The administration of President Muhammadu Buhari has never hidden its desire to diversify the economy through agriculture. Consequently, the Central Bank of Nigeria (CBN) has boosted the development of agriculture sector with various financial interventions. But despite these efforts, available data has shown that commercial banks’ lending to the agric sector has fallen short of CBN’s lending target of seven per cent.
The implication is that the government’s effort to break the overdependence on oil revenue and diversify the economy through agriculture and solid minerals development may not be realised as planned. The CBN had in 2011 unveiled a 10-year target of 7 per cent credit allocation to agricultural sector. To achieve this target, the apex bank introduced some measures which included the establishment of the Nigerian Incentive-Based Risk Sharing System for Agricultural Lending (NIRSAL) and intervention funds like the Commercial Agricultural Credit Scheme (CACS) and the Anchor Borrowers Programme (ABP).
However, data from the National Bureau of Statistics (NBS) on banking sector credit to the various sectors of the economy from the first quarter of 2015 (Q1’2015) to first quarter of 2019 (Q1’2019), revealed a sluggish growth rate of 5 per cent per annum in the agric sector’s share of total banks’ credit during the period. This is against the projected 40 per cent annual growth rate required to meet the CBN’s target for 2021. In real terms, the N638.5bn credit allocation to agric sector as at Q1’2019 was N461.5bn below the target of N1.1trn, or 7.0 per cent of the N15.2trn total bank credit during the period.
This implies that banks should increase their lending to agric sector by about N1.2trn in the next two years in order to meet the CBN’s target.
While this seems a tall order, it is not impossible. But it can only be achieved if the CBN and the Federal Government collaborate with the banks to bridge the credit lending gap to the sector. However, the CBN should provide the necessary incentives to commercial banks to grant affordable, long-term bank credit at low interest rate to small holding farmers. A low interest rate will undoubtedly boost farming. Under the CBN’s Anchor Borrowers Programme, farmers are given loans at an interest rate of 9 per cent. Nevertheless, we believe that a lower interest rate of not more than 5 per cent will be ideal for the sector.
Therefore, the government should strengthen its agricultural policy in such a way that it will enhance lending to the farmers. Government should enable farmers and others in the sector meet the Minimum Risk Acceptance Criteria (RACs) to access available loans. In its effort to diversify the economy through agriculture, government must ensure that all stakeholders are carried along. It is unfortunate that the agric sector has not contributed as much as it should to the nation’s Gross Domestic Product (GDP) largely due to insufficient support and other impediments. This is why we welcome the recent ban on the importation of some agric products that can be produced locally. Good enough, the apex bank has been doing much to boost the development of the sector and make it the mainstay of the economy. That notwithstanding, there is need for radical fiscal policy measures, including import substitution policies, that will make the sector attractive to the banks.

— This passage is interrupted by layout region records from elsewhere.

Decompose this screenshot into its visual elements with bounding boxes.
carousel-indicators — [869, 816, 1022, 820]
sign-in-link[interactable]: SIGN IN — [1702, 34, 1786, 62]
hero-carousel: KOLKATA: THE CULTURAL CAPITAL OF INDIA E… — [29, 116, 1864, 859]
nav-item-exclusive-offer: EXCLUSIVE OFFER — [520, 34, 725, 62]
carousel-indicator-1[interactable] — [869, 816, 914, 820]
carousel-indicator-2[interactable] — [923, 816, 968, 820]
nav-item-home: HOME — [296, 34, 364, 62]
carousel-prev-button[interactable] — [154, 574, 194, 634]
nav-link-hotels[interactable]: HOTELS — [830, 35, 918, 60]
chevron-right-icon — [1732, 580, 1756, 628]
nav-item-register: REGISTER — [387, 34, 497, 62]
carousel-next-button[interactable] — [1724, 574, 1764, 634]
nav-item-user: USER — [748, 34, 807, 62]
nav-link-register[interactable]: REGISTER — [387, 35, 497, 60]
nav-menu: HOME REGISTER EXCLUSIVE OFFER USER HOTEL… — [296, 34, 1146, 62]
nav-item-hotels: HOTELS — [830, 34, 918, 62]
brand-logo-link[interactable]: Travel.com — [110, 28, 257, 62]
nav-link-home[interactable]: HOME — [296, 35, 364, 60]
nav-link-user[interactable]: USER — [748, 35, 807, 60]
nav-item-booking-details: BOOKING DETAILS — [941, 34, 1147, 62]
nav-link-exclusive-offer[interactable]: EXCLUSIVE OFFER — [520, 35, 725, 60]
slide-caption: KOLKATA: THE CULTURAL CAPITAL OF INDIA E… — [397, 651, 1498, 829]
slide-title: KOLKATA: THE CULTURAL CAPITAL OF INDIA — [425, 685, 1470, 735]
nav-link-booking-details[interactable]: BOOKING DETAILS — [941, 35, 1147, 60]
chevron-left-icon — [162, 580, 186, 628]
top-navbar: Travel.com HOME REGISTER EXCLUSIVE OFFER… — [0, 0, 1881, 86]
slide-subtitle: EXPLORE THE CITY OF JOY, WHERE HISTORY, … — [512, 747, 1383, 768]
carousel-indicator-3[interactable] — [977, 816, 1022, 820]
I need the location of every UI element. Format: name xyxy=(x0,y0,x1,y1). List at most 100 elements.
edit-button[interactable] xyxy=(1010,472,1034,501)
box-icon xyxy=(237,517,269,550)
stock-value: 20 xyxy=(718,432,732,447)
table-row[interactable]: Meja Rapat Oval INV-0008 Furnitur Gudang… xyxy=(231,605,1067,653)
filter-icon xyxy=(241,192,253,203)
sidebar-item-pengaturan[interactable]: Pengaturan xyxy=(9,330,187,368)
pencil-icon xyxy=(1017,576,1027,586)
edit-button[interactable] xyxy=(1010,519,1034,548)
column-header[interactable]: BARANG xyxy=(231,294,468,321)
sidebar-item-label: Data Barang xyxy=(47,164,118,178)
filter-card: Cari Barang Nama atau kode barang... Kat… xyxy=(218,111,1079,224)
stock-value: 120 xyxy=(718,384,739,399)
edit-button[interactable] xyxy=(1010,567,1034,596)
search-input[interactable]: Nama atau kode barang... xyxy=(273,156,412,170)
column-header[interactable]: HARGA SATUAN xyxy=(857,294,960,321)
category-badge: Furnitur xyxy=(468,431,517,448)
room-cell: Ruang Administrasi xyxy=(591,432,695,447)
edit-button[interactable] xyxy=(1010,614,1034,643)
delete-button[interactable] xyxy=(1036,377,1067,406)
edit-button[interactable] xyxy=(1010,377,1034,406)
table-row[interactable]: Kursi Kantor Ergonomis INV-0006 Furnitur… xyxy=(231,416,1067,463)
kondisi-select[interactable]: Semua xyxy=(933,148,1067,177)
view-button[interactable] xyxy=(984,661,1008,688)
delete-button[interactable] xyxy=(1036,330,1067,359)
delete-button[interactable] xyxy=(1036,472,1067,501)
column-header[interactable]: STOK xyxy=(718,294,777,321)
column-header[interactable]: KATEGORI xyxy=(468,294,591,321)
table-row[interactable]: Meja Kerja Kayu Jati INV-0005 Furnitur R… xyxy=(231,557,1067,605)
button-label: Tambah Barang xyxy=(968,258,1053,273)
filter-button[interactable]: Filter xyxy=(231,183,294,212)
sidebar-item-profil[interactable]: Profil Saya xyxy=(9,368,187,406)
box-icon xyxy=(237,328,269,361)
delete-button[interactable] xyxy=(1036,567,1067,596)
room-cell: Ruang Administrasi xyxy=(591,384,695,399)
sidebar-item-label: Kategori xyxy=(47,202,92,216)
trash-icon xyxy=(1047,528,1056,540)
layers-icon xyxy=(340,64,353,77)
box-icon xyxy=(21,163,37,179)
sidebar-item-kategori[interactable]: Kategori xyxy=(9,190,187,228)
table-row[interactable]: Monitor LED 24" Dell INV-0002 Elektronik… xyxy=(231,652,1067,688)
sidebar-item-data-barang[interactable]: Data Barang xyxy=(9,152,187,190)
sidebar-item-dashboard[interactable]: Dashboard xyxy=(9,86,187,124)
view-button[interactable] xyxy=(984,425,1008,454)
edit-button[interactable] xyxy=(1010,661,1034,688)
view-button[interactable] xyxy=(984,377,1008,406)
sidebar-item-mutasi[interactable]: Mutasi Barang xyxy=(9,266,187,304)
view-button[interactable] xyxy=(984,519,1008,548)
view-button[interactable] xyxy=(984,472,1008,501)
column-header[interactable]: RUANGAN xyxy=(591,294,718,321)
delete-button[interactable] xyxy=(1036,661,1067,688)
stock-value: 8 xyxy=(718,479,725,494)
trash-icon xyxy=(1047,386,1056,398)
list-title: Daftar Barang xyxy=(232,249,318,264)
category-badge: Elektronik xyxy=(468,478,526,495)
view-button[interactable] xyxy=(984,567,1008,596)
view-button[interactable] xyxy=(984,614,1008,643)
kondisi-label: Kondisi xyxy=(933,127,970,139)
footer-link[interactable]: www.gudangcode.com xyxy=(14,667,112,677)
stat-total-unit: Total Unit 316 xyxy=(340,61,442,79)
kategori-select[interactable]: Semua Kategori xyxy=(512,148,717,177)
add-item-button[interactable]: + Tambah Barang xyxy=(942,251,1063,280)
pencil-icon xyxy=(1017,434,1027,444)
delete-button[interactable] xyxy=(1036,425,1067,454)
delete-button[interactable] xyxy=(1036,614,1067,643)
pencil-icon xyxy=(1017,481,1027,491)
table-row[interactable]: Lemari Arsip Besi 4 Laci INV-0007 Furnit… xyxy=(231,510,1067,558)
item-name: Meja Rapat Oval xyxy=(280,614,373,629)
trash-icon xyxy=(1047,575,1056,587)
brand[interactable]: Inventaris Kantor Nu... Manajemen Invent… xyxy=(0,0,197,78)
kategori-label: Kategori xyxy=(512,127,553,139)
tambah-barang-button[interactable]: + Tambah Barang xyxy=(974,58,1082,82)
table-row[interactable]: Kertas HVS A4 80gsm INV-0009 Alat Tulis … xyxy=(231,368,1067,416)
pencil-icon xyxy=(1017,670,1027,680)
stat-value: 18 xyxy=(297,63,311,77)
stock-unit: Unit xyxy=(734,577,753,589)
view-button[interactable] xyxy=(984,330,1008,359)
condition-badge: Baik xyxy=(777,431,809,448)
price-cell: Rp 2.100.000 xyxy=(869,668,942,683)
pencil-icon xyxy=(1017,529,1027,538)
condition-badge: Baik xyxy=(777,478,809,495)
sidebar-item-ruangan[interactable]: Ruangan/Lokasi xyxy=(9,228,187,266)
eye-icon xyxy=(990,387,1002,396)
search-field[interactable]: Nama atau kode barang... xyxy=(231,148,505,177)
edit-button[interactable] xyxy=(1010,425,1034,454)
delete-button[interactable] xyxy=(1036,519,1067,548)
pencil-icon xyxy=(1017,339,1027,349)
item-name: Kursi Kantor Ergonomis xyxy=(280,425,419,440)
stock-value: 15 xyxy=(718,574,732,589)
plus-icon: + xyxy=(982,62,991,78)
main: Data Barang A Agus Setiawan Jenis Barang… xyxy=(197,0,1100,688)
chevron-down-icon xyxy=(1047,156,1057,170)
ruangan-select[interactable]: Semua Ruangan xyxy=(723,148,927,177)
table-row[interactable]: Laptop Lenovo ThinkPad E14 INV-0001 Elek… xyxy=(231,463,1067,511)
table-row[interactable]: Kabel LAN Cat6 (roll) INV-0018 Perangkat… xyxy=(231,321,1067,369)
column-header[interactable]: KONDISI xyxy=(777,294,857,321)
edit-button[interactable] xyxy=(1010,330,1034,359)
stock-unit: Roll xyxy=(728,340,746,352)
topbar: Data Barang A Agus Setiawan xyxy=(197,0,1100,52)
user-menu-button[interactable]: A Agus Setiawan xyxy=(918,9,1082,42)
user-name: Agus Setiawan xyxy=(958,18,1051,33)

Although intervention funds in the agricultural sector has not been as efficient as it ought to be because of high rate of default, access to capital to farmers at single-digit interest rate is a necessary step towards achieving this lofty objective. Therefore, we urge the banks to find a way to provide interest at reasonable rate to those in the sector. Current efforts to attract private investment to the agric sector should be pursued, and government should pay its counterpart funding to the sector. To achieve government’s objective of self-sufficiency in food production and boost exports, commercial banks should review their lending policy to the sector.